The 13th Vermont's role at Gettysburg included taking part in the counterattack on Pickett's Charge. Units of the 2nd Vermont Brigade, commanded by George J. Stannard, marched out from the Union lines, executed a left flank maneuver, and fired directly into the flank of Pickett's men as they advanced. Stannard's timely action effectively ended Pickett's Charge and the Battle of Gettysburg.
Brown continued to wear the captured sword and pistol until the end of his service. The charges against him for violating the "no straggling" order were not pursued.
After the 13th Vermont's term of service ended, Brown reenlisted, this time as a member of the 17th Vermont Infantry. Promoted to Captain, he was assigned as commander of the regiment's Company A.
In May, 1864 Brown was wounded at the Battle of the Wilderness, when a bullet struck his left shoulder as he was giving orders to his company. His left arm had to be amputated, and Brown was discharged in August, 1864.
After the war Brown enrolled at Albany Law School, from which he graduated in 1868. He then relocated to Chicago, where he established a successful law practice and was also successful as a real estate investor.
During the Great Chicago Fire of 1871 he lost his law library, the building containing his law office and several other buildings he owned, but he was able to recover and continue his law practice and business activities.
In May, 1882 the U. S. Grant Grand Army of the Republic Post (Number 28) in Chicago held a testimonial dinner in Brown's honor, and presented him with a medal to commemorate his heroism at Gettysburg.
In 1891 Brown returned to Swanton so he could care for his aged parents, and he continued to reside there after their deaths.
Brown was elected President of the Reunion Society of Vermont Officers in 1901. He was active in the Grand Army of the Republic (GAR) and the Military Order of the Loyal Legion of the United States (MOLLUS).
Brown died in Swanton on September 8, 1903. He is buried at Church Street Cemetery in Swanton.
Brown was the son of Samuel G. Brown (1816-1891) and Anne M. Crawford Brown (1817-1896). Samuel G. Brown was a Civil War veteran, having served in Company A, 1st Vermont Infantry.
Stephen F. Brown's brother, Samuel G. Brown, Jr. (1842-1864), was a lieutenant in the 17th Vermont Infantry. He died in Washington, D.C. as the result of contracting typhoid fever.
In 1896 Brown married Mary N. McDonough (1851-1925) in Swanton.
The monument to the 13th Vermont on the Gettysburg battlefield is topped with a statue of Brown. The War Department would not allow Brown to be depicted carrying his axe, regarding that as a tribute to disobedience of orders. Instead, the statue depicts him with a sword at his side and an axe at his feet.

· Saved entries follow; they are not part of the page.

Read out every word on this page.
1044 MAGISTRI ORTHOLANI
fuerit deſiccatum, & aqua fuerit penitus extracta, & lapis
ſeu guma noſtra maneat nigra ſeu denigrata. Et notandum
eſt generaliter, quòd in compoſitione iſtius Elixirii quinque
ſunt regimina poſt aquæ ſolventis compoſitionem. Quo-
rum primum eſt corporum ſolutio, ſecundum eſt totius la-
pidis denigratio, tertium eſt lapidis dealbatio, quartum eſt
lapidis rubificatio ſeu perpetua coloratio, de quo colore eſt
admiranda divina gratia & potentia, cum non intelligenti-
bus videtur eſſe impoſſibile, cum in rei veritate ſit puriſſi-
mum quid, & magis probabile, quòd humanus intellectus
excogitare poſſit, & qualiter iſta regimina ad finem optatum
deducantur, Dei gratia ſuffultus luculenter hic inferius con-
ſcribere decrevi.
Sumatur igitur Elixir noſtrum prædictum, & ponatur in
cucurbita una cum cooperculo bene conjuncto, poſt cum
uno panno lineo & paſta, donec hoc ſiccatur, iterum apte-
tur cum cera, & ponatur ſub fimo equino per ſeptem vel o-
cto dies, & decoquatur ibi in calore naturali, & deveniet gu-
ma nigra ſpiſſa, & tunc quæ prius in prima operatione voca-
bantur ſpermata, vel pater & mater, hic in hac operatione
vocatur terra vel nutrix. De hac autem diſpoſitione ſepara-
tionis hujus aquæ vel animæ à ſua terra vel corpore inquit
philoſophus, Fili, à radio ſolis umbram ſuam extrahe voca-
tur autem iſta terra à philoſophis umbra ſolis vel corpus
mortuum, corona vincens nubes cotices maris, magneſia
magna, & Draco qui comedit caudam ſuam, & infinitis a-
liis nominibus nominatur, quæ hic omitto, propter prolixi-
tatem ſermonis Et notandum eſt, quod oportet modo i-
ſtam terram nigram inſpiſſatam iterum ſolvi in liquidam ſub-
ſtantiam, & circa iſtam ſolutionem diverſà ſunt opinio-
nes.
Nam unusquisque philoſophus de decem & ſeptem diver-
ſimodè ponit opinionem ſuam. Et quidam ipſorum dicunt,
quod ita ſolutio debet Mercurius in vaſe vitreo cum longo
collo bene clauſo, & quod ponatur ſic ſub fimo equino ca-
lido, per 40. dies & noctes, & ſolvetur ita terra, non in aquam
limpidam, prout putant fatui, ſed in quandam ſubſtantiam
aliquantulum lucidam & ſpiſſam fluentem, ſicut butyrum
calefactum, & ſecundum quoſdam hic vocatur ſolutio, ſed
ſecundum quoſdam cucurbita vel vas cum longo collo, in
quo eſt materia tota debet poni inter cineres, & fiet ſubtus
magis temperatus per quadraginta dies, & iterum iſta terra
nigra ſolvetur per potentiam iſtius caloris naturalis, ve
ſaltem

One panel on the base of the monument is dedicated to Brown. It reads:
"The statue represents Stephen F. Brown, Co. K, who arrived on the field without a sword, but seized a camp hatchet, and carried it in the battle until he captured a sword from a Confederate officer. Persevering and determining like him were all the men of this regiment of Green Mountain Boys."
Brown presented to the Vermont Historical Society the sword he seized at Gettysburg.